FEBS Lett. 2010 Mar 5;584(5):865-72. doi: 10.1016/j.febslet.2010.01.060. Epub 2010 Feb 5.
Epstein-Barr virus latent membrane protein 1 (LMP1) activates NF-kappaB signaling pathways through two C-terminal regions, CTAR1 and CTAR2. Previous studies have demonstrated that BS69, a multidomain cellular protein, regulates LMP1/CTAR2-mediated NF-kappaB activation by interfering with the complex formation between TRADD and LMP1/CTAR2. Here, we found that BS69 directly interacted with the LMP1/CTAR1 domain and regulated LMP1/CTAR1-mediated NF-kappaB activation and subsequent IL-6 production. Regarding the mechanisms involved, we found that BS69 directly interacted with TRAF3, a negative regulator of NF-kappaB activation. Furthermore, small-interfering RNA-mediated knockdown experiments revealed that TRAF3 was involved in the BS69-mediated suppression of LMP1/CTAR1-induced NF-kappaB activation.

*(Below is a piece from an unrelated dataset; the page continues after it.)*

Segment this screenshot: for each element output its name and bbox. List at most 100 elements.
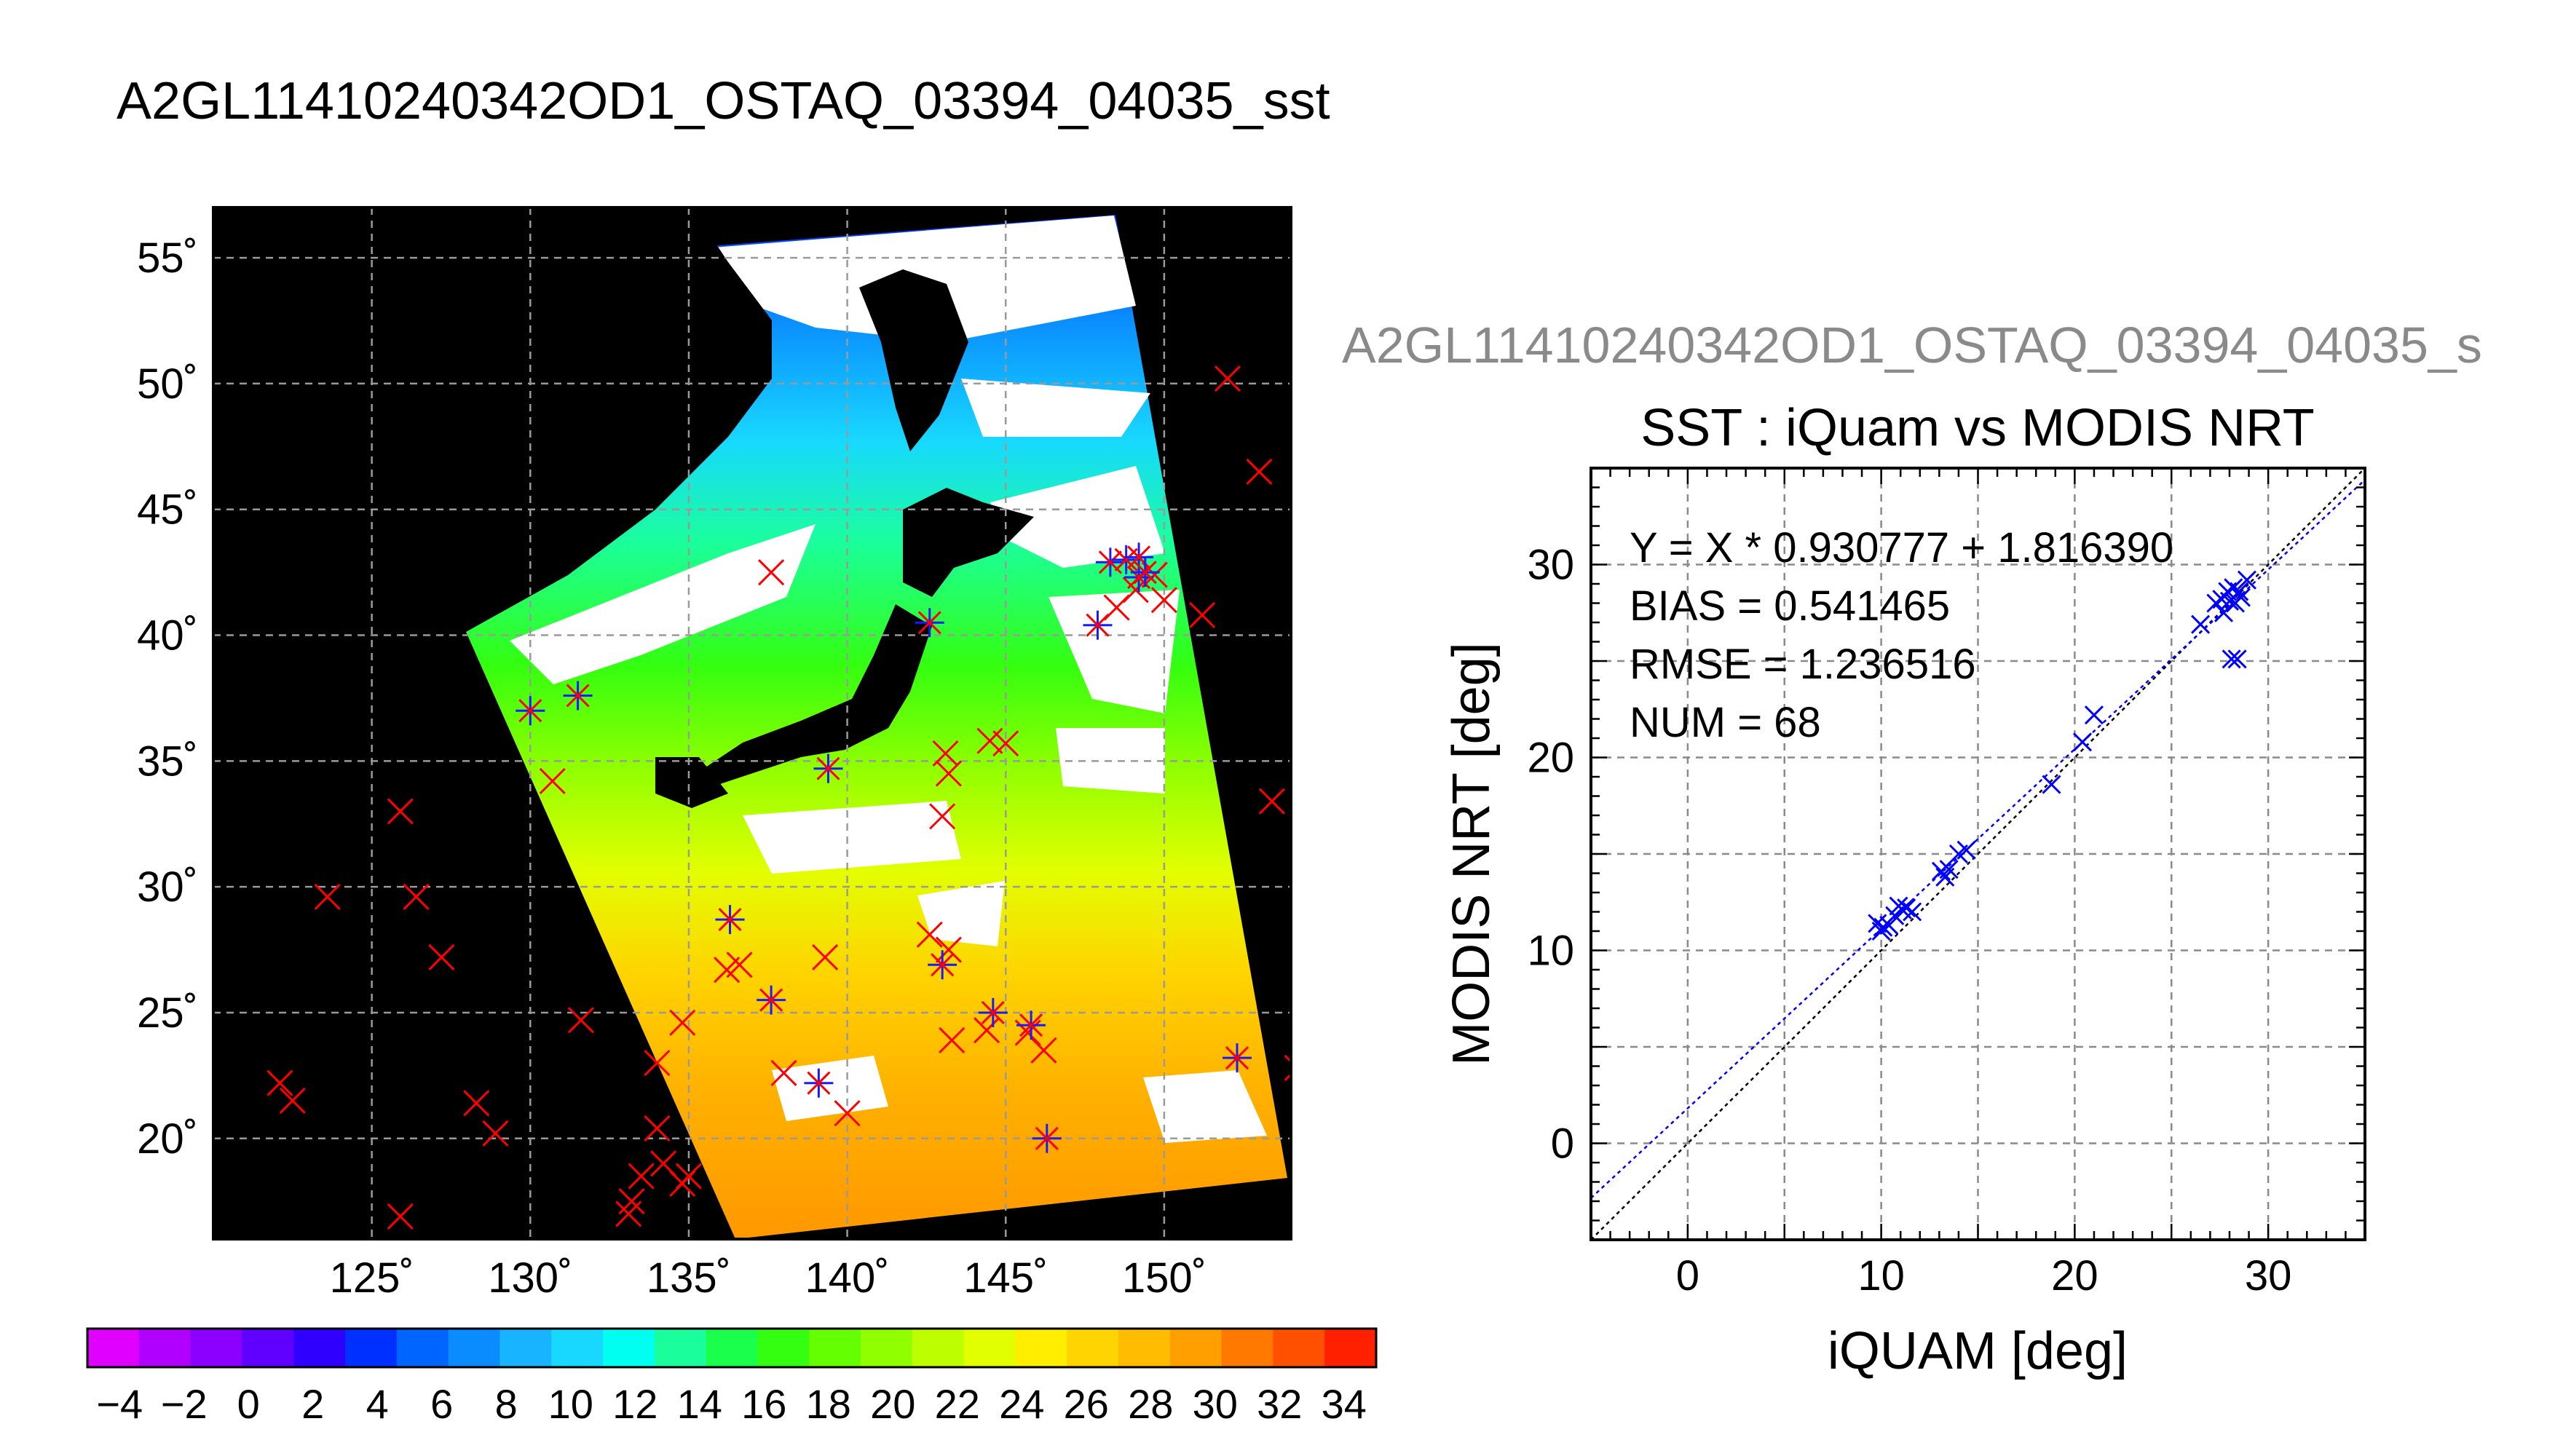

Epstein-Barr 病毒潜伏膜蛋白 1(LMP1)通过两个 C 端区域 CTAR1 和 CTAR2 激活 NF-κB 信号通路。先前的研究表明,多结构域细胞蛋白 BS69 通过干扰 TRADD 和 LMP1/CTAR2 之间的复合物形成来调节 LMP1/CTAR2 介导的 NF-κB 激活。在这里,我们发现 BS69 与 LMP1/CTAR1 结构域直接相互作用,并调节 LMP1/CTAR1 介导的 NF-κB 激活和随后的 IL-6 产生。关于涉及的机制,我们发现 BS69 直接与 TRAF3 相互作用,TRAF3 是 NF-κB 激活的负调节剂。此外,小干扰 RNA 介导的敲低实验表明,TRAF3 参与了 BS69 介导的抑制 LMP1/CTAR1 诱导的 NF-κB 激活。